A Look Ahead: Activism Campaigns to Follow in 2022
A Conversation Between Christopher P. Skroupa, Skytop Editor-in-Chief and Josh Black, Editor-in Chief, Insightia and Skytop Contributor / October 21st, 2021
Josh Black is the editor-in-chief of Insightia, a financial news and data company focused on shareholder activism, proxy voting, and corporate governance. In that role he leads a team of reporters and multimedia journalists. Based in New York City, Josh is a frequent speaker at industry conferences and an expert for the media. His weekly newsletter on developments in shareholder activism, as well as Insightia’s two monthly magazines and frequent special reports, are among the most widely read analyses of what is happening in these exciting areas of the investment world.
About Insightia: Financial news and data providers Activist Insight and Proxy Insight announced in October 2020 that they had merged to form Insightia, a leader in the field of public company information. Activist Insight was formed in 2012 and offers an extensive range of products including Activist Insight Online, Activist Insight Governance, Activist Insight Vulnerability, Activist Insight Shorts, Activist Insight Monthly magazine, and The Activist Insight Podcast. Proxy Insight has quickly become the world’s leading source of information on global shareholder voting, covering such hot topics as director and auditor elections, “say on pay” resolutions and environmental, social, and governance (ESG) proposals.
Christopher Skroupa: What is the trend for activism in 2022?

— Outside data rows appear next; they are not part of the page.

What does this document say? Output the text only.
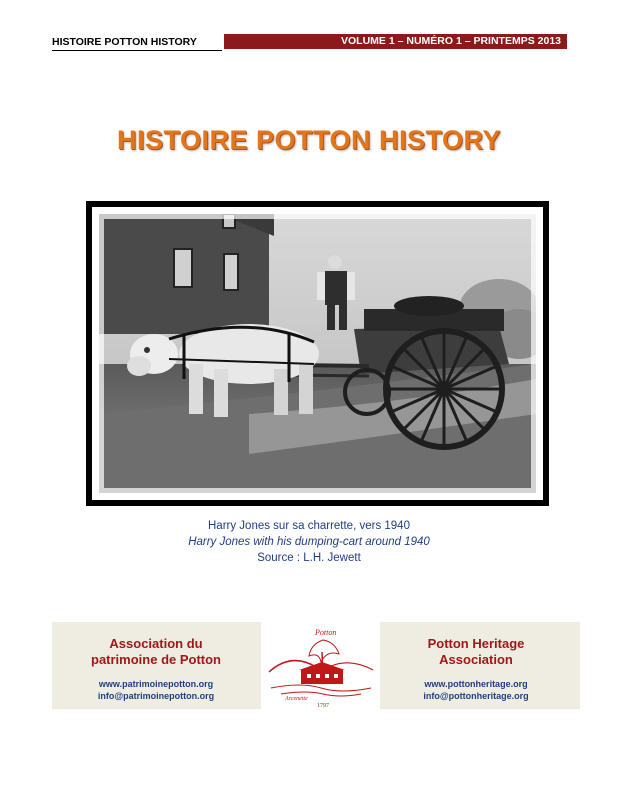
HISTOIRE POTTON HISTORY	VOLUME 1 – NUMÉRO 1 – PRINTEMPS 2013
HISTOIRE POTTON HISTORY
Harry Jones sur sa charrette, vers 1940
Harry Jones with his dumping-cart around 1940
Source : L.H. Jewett
Association du
patrimoine de Potton
www.patrimoinepotton.org
info@patrimoinepotton.org
Potton
Arcenette
1797
Potton Heritage
Association
www.pottonheritage.org
info@pottonheritage.org
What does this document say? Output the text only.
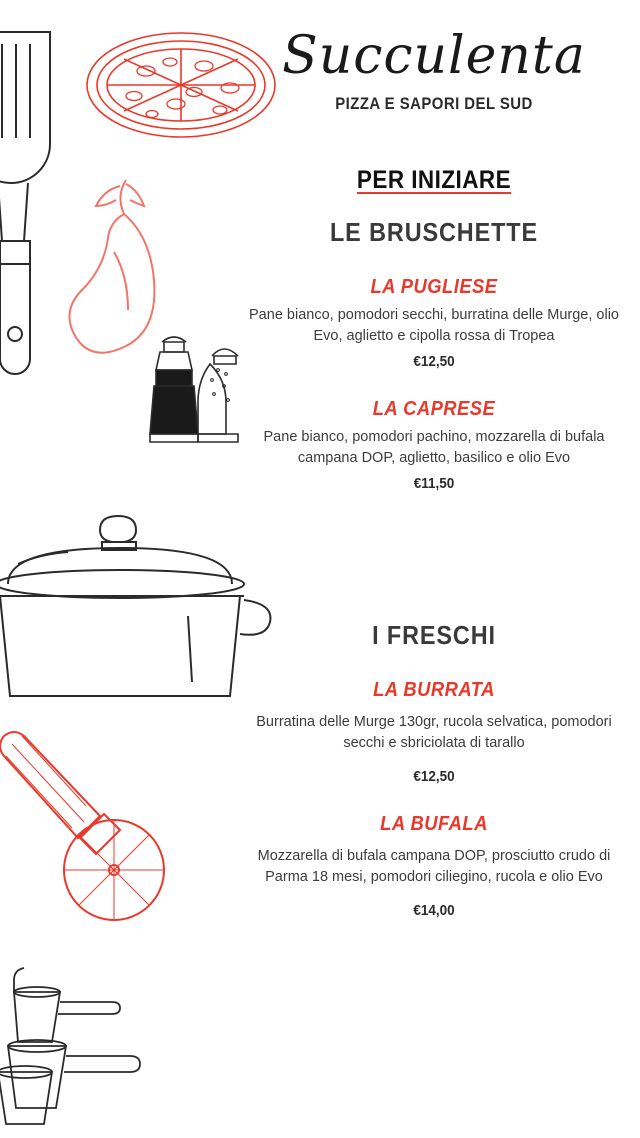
Succulenta
PIZZA E SAPORI DEL SUD
PER INIZIARE
LE BRUSCHETTE
LA PUGLIESE
Pane bianco, pomodori secchi, burratina delle Murge, olio Evo, aglietto e cipolla rossa di Tropea
€12,50
LA CAPRESE
Pane bianco, pomodori pachino, mozzarella di bufala campana DOP, aglietto, basilico e olio Evo
€11,50
I FRESCHI
LA BURRATA
Burratina delle Murge 130gr, rucola selvatica, pomodori secchi e sbriciolata di tarallo
€12,50
LA BUFALA
Mozzarella di bufala campana DOP, prosciutto crudo di Parma 18 mesi, pomodori ciliegino, rucola e olio Evo
€14,00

Josh Black: M&A activism, the subject of our latest special report, could be about to scale up in the new proxy season. Even without the legions of special purpose acquisition companies looking to do deals before their terminal dates, activists look set to unleash a wave of transactional campaigns.

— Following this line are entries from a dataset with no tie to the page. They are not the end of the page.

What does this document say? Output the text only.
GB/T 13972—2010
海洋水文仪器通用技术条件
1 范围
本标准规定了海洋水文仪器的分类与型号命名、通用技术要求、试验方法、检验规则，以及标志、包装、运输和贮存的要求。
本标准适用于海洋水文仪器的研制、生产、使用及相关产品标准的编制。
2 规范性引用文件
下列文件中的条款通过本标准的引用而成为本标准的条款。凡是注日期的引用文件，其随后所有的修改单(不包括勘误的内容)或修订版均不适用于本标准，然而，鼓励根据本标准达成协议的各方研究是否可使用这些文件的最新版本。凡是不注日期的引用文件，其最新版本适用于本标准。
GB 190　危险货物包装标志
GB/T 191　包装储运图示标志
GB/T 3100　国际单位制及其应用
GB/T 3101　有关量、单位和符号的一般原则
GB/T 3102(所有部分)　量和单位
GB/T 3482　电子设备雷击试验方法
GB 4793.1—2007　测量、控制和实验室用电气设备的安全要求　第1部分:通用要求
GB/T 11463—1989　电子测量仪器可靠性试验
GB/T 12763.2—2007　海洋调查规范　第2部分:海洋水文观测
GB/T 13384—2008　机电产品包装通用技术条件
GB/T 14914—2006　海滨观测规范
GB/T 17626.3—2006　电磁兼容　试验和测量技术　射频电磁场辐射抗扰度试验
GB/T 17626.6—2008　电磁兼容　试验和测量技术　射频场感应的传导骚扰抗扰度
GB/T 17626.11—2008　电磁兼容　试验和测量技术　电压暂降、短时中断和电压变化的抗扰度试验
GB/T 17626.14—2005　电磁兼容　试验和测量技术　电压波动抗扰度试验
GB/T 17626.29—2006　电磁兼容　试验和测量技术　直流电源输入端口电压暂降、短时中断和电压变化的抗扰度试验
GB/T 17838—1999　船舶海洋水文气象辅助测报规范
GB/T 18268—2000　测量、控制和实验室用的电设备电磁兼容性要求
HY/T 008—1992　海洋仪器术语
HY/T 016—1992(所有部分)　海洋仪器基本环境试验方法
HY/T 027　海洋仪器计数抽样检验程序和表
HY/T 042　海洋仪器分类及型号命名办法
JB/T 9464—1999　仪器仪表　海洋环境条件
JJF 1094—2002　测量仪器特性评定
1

Christopher: Can you highlight the latest campaigns, ones that you believe trend with M&A activism?
Josh: This week, at a prominent activism conference in New York City, guests talked about breakups, consolidation, and takeout opportunities; in the U.K., WM Morrisons and Blue Prism planned to move ahead with contested deals; in Canada, Canadian National Railway (CN) and TCI Fund Management traded blows in a proxy contest that started with an ill-advised attempt by CN to acquire U.S. peer Kansas City Southern; and in Japan, two more activists joined opposition to a tender offer for Nippo Corp. led by Japan Catalyst in its first public activist campaign. Carl Icahn, suffering the ignominy of Michael Dell lauding his ability to call the activist’s bluff during his 2013 leveraged buyout, launched another pre-emptive strike against a deal, this time in the utilities sector.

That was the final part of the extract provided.